Sikka –
Seorang perempuan berinisial STN (14) tewas dibunuh kerabatnya inisial FRG (16) di Kabupaten Sikka, Nusa Tenggara Timur (NTT). Siswi sekolah menengah pertama (SMP) itu dihabisi lantaran menolak ajakan berhubungan badan oleh FGR.
Kasat Reskrim Polres Sikka, Iptu Reinhard Dionisius Siga, mengungkapkan pembunuhan itu terjadi pada Jumat (20/2/2026). Menurutnya, STN semula datang ke rumah FRG untuk mengambil gitar. Saat itulah FGR memaksa STN untuk berhubungan badan.
“Ketegangan memuncak saat FRG merampas telepon genggam korban, yang disusul dengan terjadinya kontak fisik di antara keduanya. Dalam kondisi emosi yang tidak terkendali, FRG menggunakan sebilah parang bekas membelah durian untuk menganiaya korban secara sadis,” ungkap Reinhard dalam keterangannya, Sabtu (28/2/2026).
Reinhard mengatakan sabetan parang FRG berulang kali membuat leher dan kepala korban terluka parah. Akibatnya, siswi SMP itu tewas di tempat.
Menurut Reinhard, FRG berusaha menyembunyikan jasad korban di belakang rumah dengan menutupinya menggunakan daun talas dan bambu. Lantaran merasa tidak aman, FRG kembali memindahkan jasad korban ke kali Watuwogat.

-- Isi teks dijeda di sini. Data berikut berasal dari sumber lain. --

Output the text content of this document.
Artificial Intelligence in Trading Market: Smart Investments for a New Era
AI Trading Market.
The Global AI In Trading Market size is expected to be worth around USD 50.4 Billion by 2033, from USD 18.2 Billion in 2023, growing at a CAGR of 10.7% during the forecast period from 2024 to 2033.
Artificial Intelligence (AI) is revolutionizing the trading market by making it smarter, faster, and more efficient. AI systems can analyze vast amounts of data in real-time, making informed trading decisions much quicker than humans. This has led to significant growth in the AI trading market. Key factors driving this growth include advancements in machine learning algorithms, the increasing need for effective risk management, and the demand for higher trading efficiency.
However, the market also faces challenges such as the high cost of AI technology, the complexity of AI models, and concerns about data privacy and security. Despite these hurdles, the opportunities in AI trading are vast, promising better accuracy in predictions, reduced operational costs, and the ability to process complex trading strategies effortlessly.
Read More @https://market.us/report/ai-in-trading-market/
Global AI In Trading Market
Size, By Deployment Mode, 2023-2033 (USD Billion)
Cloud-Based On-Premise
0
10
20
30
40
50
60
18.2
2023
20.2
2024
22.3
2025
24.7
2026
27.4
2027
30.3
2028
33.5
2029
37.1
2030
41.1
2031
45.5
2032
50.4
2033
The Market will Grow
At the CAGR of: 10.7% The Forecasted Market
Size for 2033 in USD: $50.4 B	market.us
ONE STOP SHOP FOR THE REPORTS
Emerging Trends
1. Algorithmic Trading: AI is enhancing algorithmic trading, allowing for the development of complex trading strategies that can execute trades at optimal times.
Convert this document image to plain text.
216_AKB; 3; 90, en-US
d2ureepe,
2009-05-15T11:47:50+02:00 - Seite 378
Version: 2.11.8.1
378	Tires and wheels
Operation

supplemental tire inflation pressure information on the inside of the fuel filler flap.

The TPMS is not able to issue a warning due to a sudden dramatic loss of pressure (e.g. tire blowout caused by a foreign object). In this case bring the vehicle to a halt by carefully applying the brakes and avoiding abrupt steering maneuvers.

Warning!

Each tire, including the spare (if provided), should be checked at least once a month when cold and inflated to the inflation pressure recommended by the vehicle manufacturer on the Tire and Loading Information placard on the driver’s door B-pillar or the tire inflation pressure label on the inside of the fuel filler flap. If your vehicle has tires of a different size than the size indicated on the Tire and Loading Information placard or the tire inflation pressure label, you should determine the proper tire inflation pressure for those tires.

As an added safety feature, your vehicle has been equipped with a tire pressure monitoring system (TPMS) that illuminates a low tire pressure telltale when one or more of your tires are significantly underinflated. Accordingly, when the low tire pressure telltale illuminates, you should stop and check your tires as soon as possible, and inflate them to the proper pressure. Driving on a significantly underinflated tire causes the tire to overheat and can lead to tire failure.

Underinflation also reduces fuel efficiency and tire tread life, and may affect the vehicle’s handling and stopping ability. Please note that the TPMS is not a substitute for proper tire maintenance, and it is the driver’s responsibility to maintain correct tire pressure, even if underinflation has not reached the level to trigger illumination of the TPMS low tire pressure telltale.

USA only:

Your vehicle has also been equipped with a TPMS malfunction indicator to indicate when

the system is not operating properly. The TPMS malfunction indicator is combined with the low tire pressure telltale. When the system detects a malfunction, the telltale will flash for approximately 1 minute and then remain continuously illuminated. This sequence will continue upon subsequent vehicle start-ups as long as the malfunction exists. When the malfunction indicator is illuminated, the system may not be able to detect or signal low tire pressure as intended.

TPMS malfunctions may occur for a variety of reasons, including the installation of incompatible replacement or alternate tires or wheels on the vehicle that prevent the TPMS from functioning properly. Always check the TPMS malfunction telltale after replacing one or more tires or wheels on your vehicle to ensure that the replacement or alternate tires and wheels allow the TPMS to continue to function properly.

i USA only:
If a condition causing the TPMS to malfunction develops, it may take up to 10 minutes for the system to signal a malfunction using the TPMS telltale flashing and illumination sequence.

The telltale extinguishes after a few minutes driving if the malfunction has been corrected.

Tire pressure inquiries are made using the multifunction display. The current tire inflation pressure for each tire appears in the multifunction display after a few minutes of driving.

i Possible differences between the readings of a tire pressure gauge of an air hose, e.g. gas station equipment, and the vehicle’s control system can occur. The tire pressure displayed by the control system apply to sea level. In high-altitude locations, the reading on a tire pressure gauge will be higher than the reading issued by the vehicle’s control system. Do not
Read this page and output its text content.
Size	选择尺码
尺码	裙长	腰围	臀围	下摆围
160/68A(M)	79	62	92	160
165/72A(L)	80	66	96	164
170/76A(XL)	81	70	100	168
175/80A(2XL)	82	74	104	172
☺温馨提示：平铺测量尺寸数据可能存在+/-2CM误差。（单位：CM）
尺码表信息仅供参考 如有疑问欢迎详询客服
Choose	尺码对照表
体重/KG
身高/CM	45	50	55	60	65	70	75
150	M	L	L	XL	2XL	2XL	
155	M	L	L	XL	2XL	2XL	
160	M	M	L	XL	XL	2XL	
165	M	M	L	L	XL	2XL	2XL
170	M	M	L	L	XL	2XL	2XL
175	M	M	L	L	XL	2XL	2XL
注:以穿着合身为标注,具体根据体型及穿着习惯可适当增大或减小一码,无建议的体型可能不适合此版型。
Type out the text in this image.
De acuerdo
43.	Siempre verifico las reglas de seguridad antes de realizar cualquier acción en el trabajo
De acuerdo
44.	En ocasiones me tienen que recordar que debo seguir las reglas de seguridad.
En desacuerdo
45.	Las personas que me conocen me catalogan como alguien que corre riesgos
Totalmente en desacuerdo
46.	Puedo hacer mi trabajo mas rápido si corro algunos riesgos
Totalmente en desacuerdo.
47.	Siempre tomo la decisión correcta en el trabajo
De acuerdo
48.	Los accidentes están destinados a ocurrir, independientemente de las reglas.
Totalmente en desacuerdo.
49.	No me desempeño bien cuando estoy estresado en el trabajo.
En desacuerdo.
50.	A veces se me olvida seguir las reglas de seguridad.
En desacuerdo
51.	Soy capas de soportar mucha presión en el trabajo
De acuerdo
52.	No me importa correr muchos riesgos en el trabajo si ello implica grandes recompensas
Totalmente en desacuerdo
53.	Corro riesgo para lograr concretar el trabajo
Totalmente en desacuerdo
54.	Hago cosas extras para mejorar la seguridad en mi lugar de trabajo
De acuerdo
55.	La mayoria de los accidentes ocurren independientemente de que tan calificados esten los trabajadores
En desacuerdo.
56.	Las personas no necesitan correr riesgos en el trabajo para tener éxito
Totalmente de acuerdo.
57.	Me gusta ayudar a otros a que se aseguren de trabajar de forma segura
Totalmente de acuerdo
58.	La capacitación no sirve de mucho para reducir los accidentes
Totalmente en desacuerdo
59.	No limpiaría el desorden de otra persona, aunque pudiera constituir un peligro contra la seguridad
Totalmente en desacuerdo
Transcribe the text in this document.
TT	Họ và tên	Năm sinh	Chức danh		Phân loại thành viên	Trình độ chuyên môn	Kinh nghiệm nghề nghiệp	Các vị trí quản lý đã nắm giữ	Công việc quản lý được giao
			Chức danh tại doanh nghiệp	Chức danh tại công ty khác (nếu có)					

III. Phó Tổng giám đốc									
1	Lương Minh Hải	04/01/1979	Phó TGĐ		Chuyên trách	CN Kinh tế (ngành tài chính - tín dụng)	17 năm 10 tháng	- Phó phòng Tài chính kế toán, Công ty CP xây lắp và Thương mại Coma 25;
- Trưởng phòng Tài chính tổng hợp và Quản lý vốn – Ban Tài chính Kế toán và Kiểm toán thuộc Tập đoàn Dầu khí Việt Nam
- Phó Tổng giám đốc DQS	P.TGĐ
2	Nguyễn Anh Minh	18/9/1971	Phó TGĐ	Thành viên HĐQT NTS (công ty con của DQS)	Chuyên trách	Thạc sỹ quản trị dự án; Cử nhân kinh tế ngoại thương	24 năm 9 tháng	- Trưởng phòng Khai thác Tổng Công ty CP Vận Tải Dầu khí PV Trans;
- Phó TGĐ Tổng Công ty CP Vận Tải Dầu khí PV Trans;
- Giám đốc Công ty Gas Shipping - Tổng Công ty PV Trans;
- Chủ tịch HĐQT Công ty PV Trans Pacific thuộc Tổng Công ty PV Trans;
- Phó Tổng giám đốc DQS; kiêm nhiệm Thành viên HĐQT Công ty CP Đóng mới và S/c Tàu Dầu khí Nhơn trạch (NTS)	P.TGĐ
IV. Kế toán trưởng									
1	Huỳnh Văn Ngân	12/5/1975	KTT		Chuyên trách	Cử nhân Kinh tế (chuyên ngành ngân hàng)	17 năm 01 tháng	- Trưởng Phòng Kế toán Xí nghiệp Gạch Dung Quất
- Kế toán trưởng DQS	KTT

“FRG memindahkan lagi korban tempat kedua yakni di kali dan menutupnya dengan kayu dan daun sebelum akhirnya melarikan diri ke wilayah Kabupaten Ende,” imbuh Reinhard.
Reinhard menegaskan FRG telah ditetapkan sebagai tersangka dalam kasus kematian siswi SMP itu. Saat ini, FRG ditahan di ruang tahanan Polres Sikka.
FRG dijerat dengan Pasal 473 ayat (2) huruf b Undang-Undang Nomor 1 tahun 2023 tentang Kitab Undang-Undang Hukum Pidana dan Pasal 80 ayat (3) Undang-Undang Nomor 35 tahun 2014 tentang Perubahan Atas Undang-undang Nomor 23 Tahun 2002 tentang Perlindungan Anak.
Reinhard menjelaskan tersangka FRG masih dikategorikan sebagai anak. Sehingga, seluruh proses penyidikan dilakukan dengan merujuk pada Undang-Undang Nomor 11 Tahun 2012 tentang Sistem Peradilan Pidana Anak (SPPA).
“Kami juga segera melakukan pemeriksaan saksi ahli (dokter forensik), menyelesaikan pemberkasan, dan mengirimkan berkas perkara ke Kejaksaan Negeri Sikka agar kasus ini segera mendapatkan kepastian hukum,” pungkasnya.